The exact pathogenesis of RM is unclear and exposure to coal tar dyes, ultraviolet (UV), and fragrance fixatives in cosmetics are believed to be contributing factors, while some cases involve no triggers.2 In this patient, clinical and histological features confirmed the diagnosis of RM. Significant sunlight, chemical materials, medicine, and cosmetic exposures were denied. The hyperpigmentation is not likely caused by contact elements. Hyperpigmentation after inflammation was excluded for those without a history or accompanied with erythema and edema. Liquefactive degeneration of basal layer cells can be seen in cutaneous lupus erythematosus (CLE) as well, but increased melanin in the epidermis and melanophages in the dermis are rare. Pigment changes in CLE are usually post-inflammatory hyperpigmentation and are not common. Acute cutaneous lupus erythematosus (ACLE) usually leaves transient pigmentary changes, especially in dark-skinned people.3 The concurrent onset of hyperpigmentation and symptoms of SLE in this patient, as well as their improvement during treatment for SLE suggest an association. It is not impossible that RM is a rare skin manifestation of SLE that has never been reported. Recently, Calleja et al4 and Azrielant et al5 reported six and three LE patients who presented facial pigmentation, respectively. The hyperpigmentation of these patients is mostly isolated, limited in the face, and accompanied with erythema, which is different from the lesion of the present patient and not consistent with the diagnosis of melanosis. Miyoshi et al6 and Takeo et al7 have reported several patients with Sjogren’s syndrome who had Riehl’s melanosis-like eruption associated with anti-SSA (Ro) positive. In this case, anti-SSA was positive as well, implying this autoantibody plays a role in the development of hyperpigmentation in autoimmune diseases.

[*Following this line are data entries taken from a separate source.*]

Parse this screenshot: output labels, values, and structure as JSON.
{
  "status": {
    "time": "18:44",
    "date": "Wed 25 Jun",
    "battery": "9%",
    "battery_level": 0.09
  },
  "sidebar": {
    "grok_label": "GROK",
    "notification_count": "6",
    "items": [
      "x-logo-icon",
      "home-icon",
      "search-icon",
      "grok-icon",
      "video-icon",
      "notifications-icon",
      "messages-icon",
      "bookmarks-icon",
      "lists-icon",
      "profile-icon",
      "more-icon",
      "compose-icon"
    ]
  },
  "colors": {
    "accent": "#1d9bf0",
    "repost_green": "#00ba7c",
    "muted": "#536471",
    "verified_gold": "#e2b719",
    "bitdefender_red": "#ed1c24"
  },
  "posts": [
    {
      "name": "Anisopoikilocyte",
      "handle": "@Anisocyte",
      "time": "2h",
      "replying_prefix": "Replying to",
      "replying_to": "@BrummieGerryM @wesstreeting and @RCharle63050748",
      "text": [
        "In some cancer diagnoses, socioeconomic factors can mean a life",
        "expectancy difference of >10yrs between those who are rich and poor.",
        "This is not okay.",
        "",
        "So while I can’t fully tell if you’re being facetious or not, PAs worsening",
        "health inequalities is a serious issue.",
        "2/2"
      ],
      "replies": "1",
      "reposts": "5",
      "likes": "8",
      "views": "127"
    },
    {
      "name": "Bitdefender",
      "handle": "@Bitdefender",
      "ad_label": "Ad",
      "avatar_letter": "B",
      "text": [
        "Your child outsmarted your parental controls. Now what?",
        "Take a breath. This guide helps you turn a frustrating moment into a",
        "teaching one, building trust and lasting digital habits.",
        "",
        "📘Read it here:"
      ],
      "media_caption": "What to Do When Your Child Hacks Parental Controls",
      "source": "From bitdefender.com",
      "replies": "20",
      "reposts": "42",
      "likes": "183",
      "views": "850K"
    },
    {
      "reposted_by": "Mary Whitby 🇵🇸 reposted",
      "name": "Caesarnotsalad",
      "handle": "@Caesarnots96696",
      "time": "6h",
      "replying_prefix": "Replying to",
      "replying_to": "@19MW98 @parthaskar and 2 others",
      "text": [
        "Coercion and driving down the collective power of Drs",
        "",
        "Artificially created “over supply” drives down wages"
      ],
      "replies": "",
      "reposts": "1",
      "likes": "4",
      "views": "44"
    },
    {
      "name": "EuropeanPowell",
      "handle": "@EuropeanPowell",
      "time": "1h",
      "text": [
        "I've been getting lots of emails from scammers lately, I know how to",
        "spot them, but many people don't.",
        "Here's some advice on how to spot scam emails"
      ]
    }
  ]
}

Song8 reported a case in which a 42-year-old Chinese woman with Graves’ disease developed general hyperpigmentation. T4, ACTH, and TRab were elevated. The elevation of ACTH and TRab was found to stimulate the production of cAMP, promoting the proliferation and differentiation of melanocytes, resulting in hyperpigmentation of skin. In the present case, FT4 and ACTH were within normal range, and the TRab was negative. Serum adrenal hormones, sex hormones, and blood glucose were all within normal ranges, and the results of adrenal computed tomography scanning were negative, and type II polyglandular autoimmune syndrome was excluded, which could cause hyperpigmentation as skin damage.9 This suggests that skin hyperpigmentation in this patient was not triggered by thyroid disease.

Conclusion

The exact pathogenesis of RM is not clear, and it could be a skin manifestation of autoimmunity. RM overlaps with SLE and Hashimoto’s thyroiditis has never been reported before.